Es fehlt an Geld, Eiszeiten, Visionen - und Hilfe von der DEL

Im Nachwuchs fehlt es (fast) überall an Geld, Visionen und vor allem an qualifizierten Trainern. Natürlich auch an Masse (siehe oben), aber vor allem an Qualität. Aber nein, wir müssen uns trotzdem keine Sorgen machen nach der trüben B-WM von Österreich: Mit Leon Draisaitl reift womöglich gerade der größte deutsche Eishockeyspieler aller Zeiten in der NHL. Und dann gibt es ja noch einen wie Tobias Rieder, der auch gerade zu wachsen scheint. Insgesamt dürfte es kaum schlechter werden bei den kommenden WM-Turnieren der Senioren oder bei der Olympiaqualifikation im kommenden Jahr (die wurde ja auch schon letztes Mal verpasst).

Die schlechte Nachricht: Besser wird es in naher Zukunft auch nicht werden mit dem Nachwuchs. Ausreißer nach oben gab es bei den Spielern von Krupp bis Marco Sturm schon immer, wenn auch wohl noch nicht solch starke wie Leon Draisaitl.

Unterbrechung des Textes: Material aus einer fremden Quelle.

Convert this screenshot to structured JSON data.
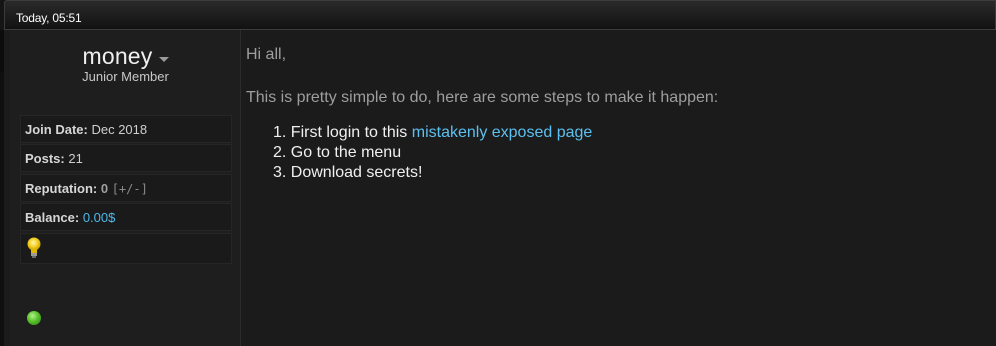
{
  "post": {
    "date": "Today, 05:51"
  },
  "user": {
    "name": "money",
    "title": "Junior Member",
    "join_date_label": "Join Date:",
    "join_date": "Dec 2018",
    "posts_label": "Posts:",
    "posts": "21",
    "reputation_label": "Reputation:",
    "reputation": "0",
    "reputation_link": "[+/-]",
    "balance_label": "Balance:",
    "balance": "0.00$",
    "status": "online"
  },
  "message": {
    "greeting": "Hi all,",
    "intro": "This is pretty simple to do, here are some steps to make it happen:",
    "steps": [
      {
        "number": "1.",
        "text": "First login to this",
        "link": "mistakenly exposed page"
      },
      {
        "number": "2.",
        "text": "Go to the menu"
      },
      {
        "number": "3.",
        "text": "Download secrets!"
      }
    ]
  },
  "colors": {
    "link": "#5cc0f0",
    "balance": "#4fb8e8",
    "online": "#57c22a"
  },
  "icons": [
    "chevron-down-icon",
    "lightbulb-icon",
    "online-status-icon"
  ]
}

Der DEB sollte aber aufpassen – alle beschlossenen Reformen und Ideen des Verbandes und Medaillenträume von Präsident Franz Reindl, der 2026 ja etwas Umhängbares holen möchte, mal außen vorgelassen – dass das Nichtaufsteigen in die höchste Division nicht zum neuen Standard wird. Dann würde der Abstand zu den Großen zu sehr wachsen.